Corruption among border agents is nothing new. But what makes Crispin’s case different is that investigators from the Department of Homeland Security suspect she’d been recruited by a friend with ties to the Juárez cartel before she took the job. Almost immediately after completing her training and putting on her badge, she began to help traffickers “cross loads.” As many as three vans stuffed with drugs would pass through her inspection lane several times a week. By the time she was arrested in July 2007, Crispin is thought to have let more than 2,200 pounds of marijuana into the United States. In return, DHS agents say, she received millions in bribes, much of which remains unaccounted for. Last April, she pled guilty and was sentenced to 20 years and ordered to forfeit as much as $5 million, plus jewelry and a truck.
At least two other recently arrested agents are suspected of being drug cartel plants. And as Customs and Border Protection continues its biggest hiring surge ever, investigators see infiltration as a growing threat. By this fall, CBP expects to have more than 20,000 agents, twice what it had in 2001. “We’re seeing fewer reports by agents of being approached by traffickers,” says James Smith, special agent in charge of the DHS inspector general’s El Paso office, which investigates corruption and misconduct cases. “We’re not just seeing disgruntled employees going bad. We’re seeing more cases where agents are already employed by the drug-trafficking and alien-smuggling organizations before they go to work for CBP.”

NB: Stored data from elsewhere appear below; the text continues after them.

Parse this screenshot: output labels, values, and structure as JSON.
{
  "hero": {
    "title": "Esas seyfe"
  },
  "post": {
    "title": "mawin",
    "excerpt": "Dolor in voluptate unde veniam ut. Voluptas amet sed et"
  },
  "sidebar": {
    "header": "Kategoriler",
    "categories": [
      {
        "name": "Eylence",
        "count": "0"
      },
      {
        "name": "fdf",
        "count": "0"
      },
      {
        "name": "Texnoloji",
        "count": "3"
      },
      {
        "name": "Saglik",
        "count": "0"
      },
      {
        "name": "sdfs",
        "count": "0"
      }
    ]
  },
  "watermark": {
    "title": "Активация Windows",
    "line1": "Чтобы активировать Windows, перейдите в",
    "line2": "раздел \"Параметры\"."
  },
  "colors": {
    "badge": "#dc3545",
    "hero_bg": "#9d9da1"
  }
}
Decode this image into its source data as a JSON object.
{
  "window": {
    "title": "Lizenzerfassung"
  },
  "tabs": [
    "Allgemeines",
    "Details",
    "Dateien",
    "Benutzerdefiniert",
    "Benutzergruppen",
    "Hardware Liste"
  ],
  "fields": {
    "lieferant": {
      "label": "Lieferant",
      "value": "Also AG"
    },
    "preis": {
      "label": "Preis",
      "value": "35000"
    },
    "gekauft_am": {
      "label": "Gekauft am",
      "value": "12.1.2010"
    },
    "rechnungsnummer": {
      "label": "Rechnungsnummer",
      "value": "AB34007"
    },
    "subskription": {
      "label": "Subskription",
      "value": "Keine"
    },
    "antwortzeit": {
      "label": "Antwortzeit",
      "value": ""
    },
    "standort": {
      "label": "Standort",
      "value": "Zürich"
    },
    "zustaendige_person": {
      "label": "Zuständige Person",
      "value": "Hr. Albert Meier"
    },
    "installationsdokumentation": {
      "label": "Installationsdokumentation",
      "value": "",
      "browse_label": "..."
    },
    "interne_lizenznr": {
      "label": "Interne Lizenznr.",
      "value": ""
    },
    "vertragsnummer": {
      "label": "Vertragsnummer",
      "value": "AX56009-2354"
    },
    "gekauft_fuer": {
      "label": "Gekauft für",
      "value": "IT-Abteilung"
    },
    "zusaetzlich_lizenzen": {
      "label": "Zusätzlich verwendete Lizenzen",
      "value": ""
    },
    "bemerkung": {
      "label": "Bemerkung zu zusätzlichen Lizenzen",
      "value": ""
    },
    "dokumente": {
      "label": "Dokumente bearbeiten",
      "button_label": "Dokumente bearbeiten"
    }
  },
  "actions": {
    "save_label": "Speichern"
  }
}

Speaking Spanish is a required skill for agents, and many have family and other ties to Mexico. Though agents are subjected to extensive background checks, it is a challenge to indentify red flags in applicants’ personal histories or connections across the border. Since the agency began giving polygraph tests to potential hires last year, investigators have found four applicants planted by the cartels. Still, they’re concerned that others may have already slipped through.
Some officials worry that the screening program may not be able to keep up with the pace of recruitment. But James Tomsheck, CBP’s assistant commissioner for internal affairs, says the agency hasn’t cut corners. Rather, he thinks the increased risk of cartels’ penetrating its ranks is an unintended consequence of the successful efforts to secure the border with fencing and more agents. “The threat, as it emanates from the cartels, is a real one,” he says. “Our concern is, what is it that we don’t know? Who is in our workforce that we have not yet detected?”